Despite new competition, the Chinese still retain major advantages when it comes to building infrastructure projects.

Not only do they do construction work speedily and cost effectively, but they also provide African governments with access to finance through institutions such as the Export-Import Bank of China and China Development Bank.

“This is one of the reasons why we have a very good performance in this country. We can discuss a particular project with the Ethiopian government and they show us why it is important. We can then have our own discussions with a Chinese bank and if they say OK, we can continue,” he says.

“People should not think that all projects can be financed like this. To get funding, a project needs to demonstrate it can produce a return. That is why the Addis-Adama road was attractive for funding because it was the country’s first toll road and so the China Export Import Bank can be confident of getting its money back.”

Zhou says the funding model is not always as straightforward as people assume and is not a case of the Chinese government throwing money around.

“Sometimes it can take one year or even two to complete all the procedures. If a project has no potential for money return, it may mean the Chinese government has to provide some form of guarantee,” he says.

Zhou, who majored in enterprise management at Beijing Wuzi Universty and has an MBA from Peking University, says it can be tough living and working in Africa, a long way from his family.

His wife lives in the Wudaokou area of Beijing, where his son goes to primary school.

“I get back every six months or so because I have to report to head office and attend meetings. When I first came here, you only got leave every two years,” he says.

“Of course I want to go home to China at some point. Home is best. These days, however, I am so busy that even if I have a chance to go back to China, I can’t. Basically it is case of no projects, no food,” he jokes.

Zhou says dealing with African bureaucracy can make working on projects more difficult than in China.

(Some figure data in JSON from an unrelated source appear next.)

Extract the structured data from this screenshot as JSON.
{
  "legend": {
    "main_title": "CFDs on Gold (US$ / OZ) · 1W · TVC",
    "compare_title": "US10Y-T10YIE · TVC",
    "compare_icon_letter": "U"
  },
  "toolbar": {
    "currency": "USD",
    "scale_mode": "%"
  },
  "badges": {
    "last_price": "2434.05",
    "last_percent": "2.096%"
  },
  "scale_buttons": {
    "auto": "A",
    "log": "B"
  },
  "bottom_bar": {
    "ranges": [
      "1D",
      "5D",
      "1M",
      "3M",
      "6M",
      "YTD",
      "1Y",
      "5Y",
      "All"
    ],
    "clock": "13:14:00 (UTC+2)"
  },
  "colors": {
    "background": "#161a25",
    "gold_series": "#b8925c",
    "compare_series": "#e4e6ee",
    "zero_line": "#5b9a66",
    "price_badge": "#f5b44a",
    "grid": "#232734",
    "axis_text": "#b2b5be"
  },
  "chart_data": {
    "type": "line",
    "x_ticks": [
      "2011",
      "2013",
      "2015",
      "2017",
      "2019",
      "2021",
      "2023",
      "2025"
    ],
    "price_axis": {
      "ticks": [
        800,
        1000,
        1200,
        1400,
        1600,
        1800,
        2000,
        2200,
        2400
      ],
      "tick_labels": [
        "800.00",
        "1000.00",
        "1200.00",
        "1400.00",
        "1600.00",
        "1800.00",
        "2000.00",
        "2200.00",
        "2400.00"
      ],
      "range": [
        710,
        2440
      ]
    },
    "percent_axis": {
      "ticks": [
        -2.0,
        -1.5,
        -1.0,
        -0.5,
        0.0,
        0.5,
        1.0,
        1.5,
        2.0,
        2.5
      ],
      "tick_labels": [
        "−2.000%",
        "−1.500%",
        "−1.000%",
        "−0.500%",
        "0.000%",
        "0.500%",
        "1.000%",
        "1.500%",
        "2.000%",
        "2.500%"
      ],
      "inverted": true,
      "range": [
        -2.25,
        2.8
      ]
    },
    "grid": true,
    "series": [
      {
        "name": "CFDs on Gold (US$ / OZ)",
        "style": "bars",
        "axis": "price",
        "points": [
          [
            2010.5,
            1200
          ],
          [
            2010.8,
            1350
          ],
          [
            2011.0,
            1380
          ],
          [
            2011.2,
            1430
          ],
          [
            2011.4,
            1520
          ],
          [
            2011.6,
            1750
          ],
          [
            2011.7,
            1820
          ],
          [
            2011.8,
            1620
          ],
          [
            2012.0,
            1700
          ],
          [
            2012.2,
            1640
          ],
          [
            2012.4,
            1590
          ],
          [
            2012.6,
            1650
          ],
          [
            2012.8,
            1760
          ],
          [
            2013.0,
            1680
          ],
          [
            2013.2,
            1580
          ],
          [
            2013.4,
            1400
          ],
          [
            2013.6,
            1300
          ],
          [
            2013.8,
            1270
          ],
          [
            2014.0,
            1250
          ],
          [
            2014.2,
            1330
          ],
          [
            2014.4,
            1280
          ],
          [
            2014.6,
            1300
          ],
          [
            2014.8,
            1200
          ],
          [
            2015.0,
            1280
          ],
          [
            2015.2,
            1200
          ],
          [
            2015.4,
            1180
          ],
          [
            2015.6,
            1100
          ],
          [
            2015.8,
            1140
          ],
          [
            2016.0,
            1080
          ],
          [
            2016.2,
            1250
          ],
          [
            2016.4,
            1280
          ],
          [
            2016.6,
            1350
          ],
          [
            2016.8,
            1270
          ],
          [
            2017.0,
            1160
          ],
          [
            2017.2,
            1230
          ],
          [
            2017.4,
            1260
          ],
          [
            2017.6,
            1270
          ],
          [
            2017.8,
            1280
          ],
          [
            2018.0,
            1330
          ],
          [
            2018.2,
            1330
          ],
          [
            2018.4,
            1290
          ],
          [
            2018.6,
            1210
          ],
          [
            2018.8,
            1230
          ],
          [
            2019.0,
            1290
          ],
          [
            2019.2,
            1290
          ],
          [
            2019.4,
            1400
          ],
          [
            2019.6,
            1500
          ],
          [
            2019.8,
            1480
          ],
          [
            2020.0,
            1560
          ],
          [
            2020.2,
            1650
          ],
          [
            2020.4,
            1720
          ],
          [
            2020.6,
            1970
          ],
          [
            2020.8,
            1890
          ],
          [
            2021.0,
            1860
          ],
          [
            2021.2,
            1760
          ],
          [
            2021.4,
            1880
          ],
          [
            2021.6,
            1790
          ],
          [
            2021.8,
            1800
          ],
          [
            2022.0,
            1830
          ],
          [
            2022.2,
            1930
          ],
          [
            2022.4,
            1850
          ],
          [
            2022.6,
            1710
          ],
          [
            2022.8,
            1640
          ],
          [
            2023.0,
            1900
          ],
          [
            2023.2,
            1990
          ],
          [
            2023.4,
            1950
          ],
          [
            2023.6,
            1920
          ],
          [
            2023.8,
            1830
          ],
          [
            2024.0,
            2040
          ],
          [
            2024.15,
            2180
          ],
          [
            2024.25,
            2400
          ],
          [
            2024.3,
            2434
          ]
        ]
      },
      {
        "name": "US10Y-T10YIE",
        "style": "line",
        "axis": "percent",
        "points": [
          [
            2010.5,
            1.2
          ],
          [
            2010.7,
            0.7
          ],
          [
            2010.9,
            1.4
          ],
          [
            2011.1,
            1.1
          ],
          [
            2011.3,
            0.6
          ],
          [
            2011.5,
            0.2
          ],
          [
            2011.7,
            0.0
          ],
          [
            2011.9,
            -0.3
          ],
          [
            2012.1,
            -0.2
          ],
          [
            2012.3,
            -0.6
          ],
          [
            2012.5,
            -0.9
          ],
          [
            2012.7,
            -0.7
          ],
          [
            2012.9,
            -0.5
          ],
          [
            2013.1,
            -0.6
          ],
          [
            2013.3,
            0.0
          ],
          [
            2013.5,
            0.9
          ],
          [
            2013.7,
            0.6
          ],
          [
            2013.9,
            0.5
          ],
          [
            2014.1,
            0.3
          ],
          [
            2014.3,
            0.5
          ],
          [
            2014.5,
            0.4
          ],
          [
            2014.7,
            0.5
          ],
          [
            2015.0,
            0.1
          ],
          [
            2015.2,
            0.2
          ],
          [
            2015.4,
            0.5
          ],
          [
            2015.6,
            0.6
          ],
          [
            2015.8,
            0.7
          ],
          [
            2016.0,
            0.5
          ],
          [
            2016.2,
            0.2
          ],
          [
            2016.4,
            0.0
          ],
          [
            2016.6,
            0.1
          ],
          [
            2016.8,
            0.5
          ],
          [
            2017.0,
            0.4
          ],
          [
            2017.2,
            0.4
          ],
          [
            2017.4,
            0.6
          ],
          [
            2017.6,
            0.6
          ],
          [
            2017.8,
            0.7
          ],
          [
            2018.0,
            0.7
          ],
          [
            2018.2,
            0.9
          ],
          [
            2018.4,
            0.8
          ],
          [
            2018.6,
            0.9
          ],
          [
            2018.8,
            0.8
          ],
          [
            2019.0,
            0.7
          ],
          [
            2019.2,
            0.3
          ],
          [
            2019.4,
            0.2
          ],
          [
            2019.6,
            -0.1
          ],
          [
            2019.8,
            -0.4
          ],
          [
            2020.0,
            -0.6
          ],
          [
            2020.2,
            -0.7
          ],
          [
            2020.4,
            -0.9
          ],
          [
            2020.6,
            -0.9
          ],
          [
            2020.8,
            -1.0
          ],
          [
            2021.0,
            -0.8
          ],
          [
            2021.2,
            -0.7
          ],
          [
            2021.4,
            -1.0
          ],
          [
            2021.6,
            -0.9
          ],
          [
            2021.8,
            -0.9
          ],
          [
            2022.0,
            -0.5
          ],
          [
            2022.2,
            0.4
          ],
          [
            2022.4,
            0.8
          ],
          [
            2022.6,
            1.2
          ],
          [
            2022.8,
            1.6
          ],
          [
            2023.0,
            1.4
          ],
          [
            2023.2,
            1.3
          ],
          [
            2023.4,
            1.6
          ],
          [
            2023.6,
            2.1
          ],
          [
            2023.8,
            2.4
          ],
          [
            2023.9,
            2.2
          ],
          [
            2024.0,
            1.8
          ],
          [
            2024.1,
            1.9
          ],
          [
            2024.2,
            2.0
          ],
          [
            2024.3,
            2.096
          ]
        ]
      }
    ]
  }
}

“In China things happen very quickly. Here there are a lot of procedures to go through. The Ethiopian or Addis Ababa authorities normally delegate power to local engineers and then everything depends on the experience of those engineers. If the engineer knows nothing about the project it can be very difficult to teach them,” he says.

Working in Africa is becoming increasingly important for companies like CCCC because they can no longer rely on a booming infrastructure sector back in China.

“The construction market has recently been very poor and there have been only a few projects. The downturn began in 2011 and as a result there have been a lot more Chinese companies coming to Africa,” he says.

Zhou says the presence of Chinese on the streets of Addis Ababa is now there for all to see.

“When I first came here, there must have been just 200 Chinese people and now there must be at least 10,000. There is actually a friendly relationship between our two nations. It is always important to recognize that this is their home and not ours,” he says.